OPINION: SEC Asks Why

Market participants and market operators don’t always have the kindest things to say about the U.S. Securities and Exchange Commission. They are out of touch, their staff isn’t knowledgeable enough, they overreach, etc. etc.

But one criticism that people can’t justifiably make about today’s SEC, is that its leader is incurious.

At the Equity Market Structure Advisory Committee meeting on May 13, SEC Chair Mary Jo White asked no fewer than 10 pointed questions in her opening remarks. She wasn’t looking for answers at the time, but it’s reasonable to assume that she’ll be looking for answers sometime in the future.

Chair White’s question set was framed from the perspective of an investor or a CEO at a stock-issuing corporation. Such people aren’t in the market everyday and don’t know its intricacies; when they learn of its intricacies — and indeed the intricacies are intricate — they may well be floored by the complexity, which for traders, brokers and market operators is just another day at the office.

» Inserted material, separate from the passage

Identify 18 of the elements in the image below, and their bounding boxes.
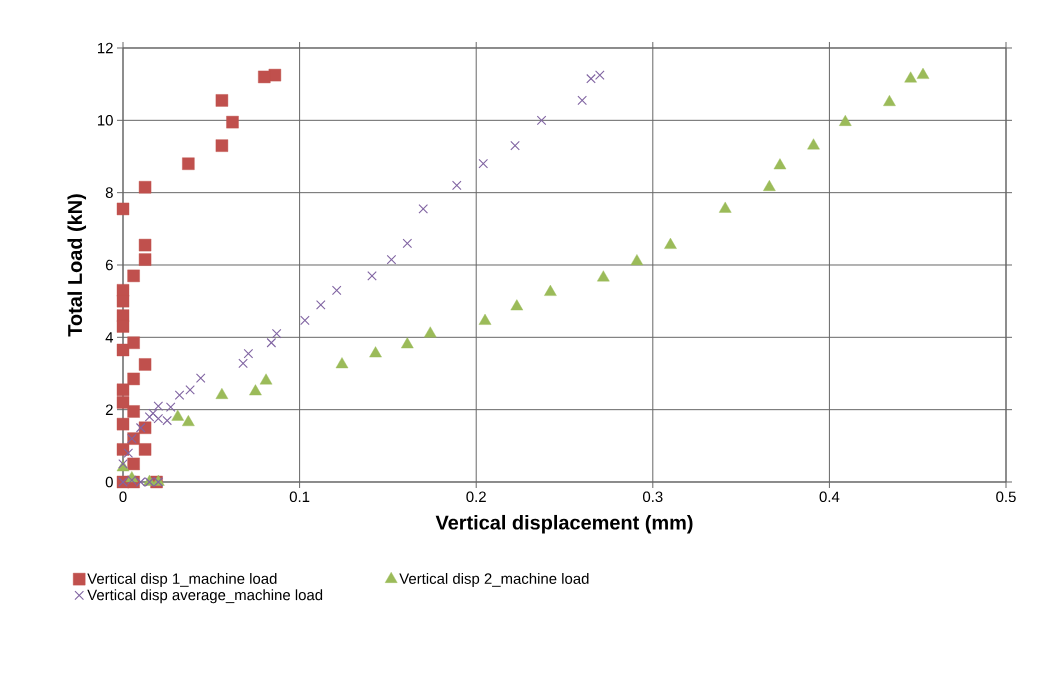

Some of Chair White’s stumpers:

-Why are there 11 exchanges that trade listed equities…What distinguishes these exchanges in terms of the services they offer investors and public companies?
-Why are there hundreds of different order types across the various exchanges?
-Why are 94% of displayed orders in corporate stocks cancelled without an execution?
-Why are there more than 40 dark pool ATSs that trade listed equities?
-When retail brokers negotiate with off-exchange market making firms for directing customer’s marketable orders to those firms, why do the negotiations include both the level of price improvement expected for investor orders and the payment of millions of dollars to the broker?

Prior to the questions, Chair White distinguished between complexity that improves market quality, and complexity that exists seemingly just for the sake of complexity, and to provide a living for additional market intermediaries. I think this is an important distinction, and it provides some confidence that the SEC will not throw the baby out with the bath water.

To be sure, Chair White’s set of questions are just that, a set of questions. It’s unclear when and even if action will be taken, and what the action will look at. But it’s good that she’s seeking answers first.